30 Day notice for resignation?? - page 3

I am a new grad that just got off orientation and currently work in ICU. It has been a nightmare. I have decided with all the caos that is going on there (short staffing, 3 pt assignments, pulling... Read More

  1. by   RNsRWe
    My facility (as well as others in the area) use the criteria of non-professional staff giving 2 weeks' notice, and professional staff 3 weeks. All RNs are professional staff. Administration requires 4....essentially, the amount of time you have in vacation is the amount of time they want to replace you.

    Smiling, though, at the idea of the ICU manager saying that the OP wouldn't want to be "one of those med-surg nurses" <grin>. What, like we're required to grow pointy heads or something?
  2. by   Batman24
    I find it absurd that they won't let you try out a transfer. Your manager shouldn't be deciding for you that you won't work out in another area. That's not her decision. And if the Dirtecor of the other area said you wouldn't like it without even meeting you that is wrong as well. Where is your fair shot in all of this?!
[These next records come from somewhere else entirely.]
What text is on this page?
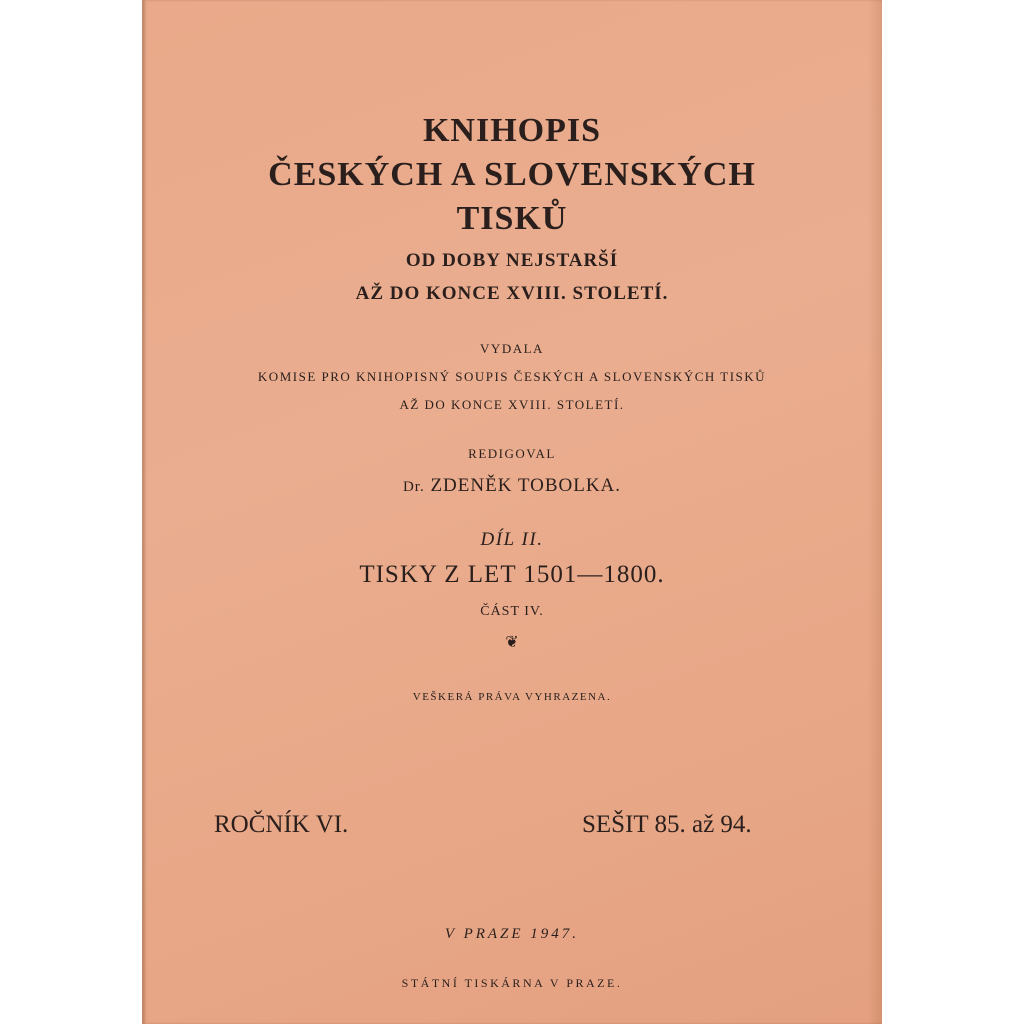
KNIHOPIS
ČESKÝCH A SLOVENSKÝCH
TISKŮ
OD DOBY NEJSTARŠÍ
AŽ DO KONCE XVIII. STOLETÍ.
VYDALA
KOMISE PRO KNIHOPISNÝ SOUPIS ČESKÝCH A SLOVENSKÝCH TISKŮ
AŽ DO KONCE XVIII. STOLETÍ.
REDIGOVAL
Dr. ZDENĚK TOBOLKA.
DÍL II.
TISKY Z LET 1501—1800.
ČÁST IV.
❦
VEŠKERÁ PRÁVA VYHRAZENA.
ROČNÍK VI.	SEŠIT 85. až 94.
V PRAZE 1947.
STÁTNÍ TISKÁRNA V PRAZE.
    Sounds to me like she is desperate to keep you at all costs. Not even sure I believe she spoke to the Director versus just making some crap up. I woud either try and meet with the head of that department to see if a transfer could be worked out or have the 2 weeks notice be final. It isn't your fault others quit as well. If there is no contract for 30 days then I wouldn't feel obligated to give it especially under these particular circumstances.
  3. by   gitterbug
    I would try to speak to the manager of the department you want to xfer into yourself and explain your position.
    Otherwise, give whatever notice the employee handbook requires. I wish you luck.
  4. by   stkittprincess
    Hi All
    This is Kitt. someday I will figure out how to do the auto signature

    I worked all my career in a union hospital and the contract requires 30 day notice for contract nurses.

    I have been on both sides of the table as the co-chairperon of the negotiation committee and the last 10 years as a manager.

    We hold to the 30 day rule but do everything we can to entice the nurse to stay with us. If they have aready taken aother job we do allow the to use their personal time and vacation time to count toward the 30 days so they can start their new position.

    Working together we have had many nurses return to us, so we keep the door open and don't act like little generals.......................not that anyone would.

  5. by   NurseEcho
    Quote from romie
    2 weeks for non management is fine. 4 weeks for manangement positions is professional. Just be aware that they can let you go well before your resignation, so if you give them 30 days, they can kick you out the next day so you have to think about it from a financial cover your a$$ standpoint.
    On the other hand, if they kick you out the next day, you are eligible for unemployment benefits, at least in the state where I live.

    It never ceases to amaze me that we, as professionals, are required to give at *least* 2 weeks notice. But it is just fine for an employer (at least in a "right-to-work" state) to let someone go on the spot, with no notice and no recourse, for no clearly stated reason.

    I'd be OK with it either way, as long as employer and employee were bound by the same rules. But it just does not work that way. That's my vent on the topic :angryfire
  6. by   huskersfan
    At my facility our handbook states that floor nurses give 3 weeks notice and management give 4 weeks. There have been nurses give 2 weeks notice and then been told to go ahead and finish their shift and not to bother to come back, that their resignation was accepted immediately.
  7. by   chuck1234
    If you liked your job, you would not resign from it...
    This happened to me before I found a job in the ICU...
    This is so unfair....talking about torturing yourself for 30 long days.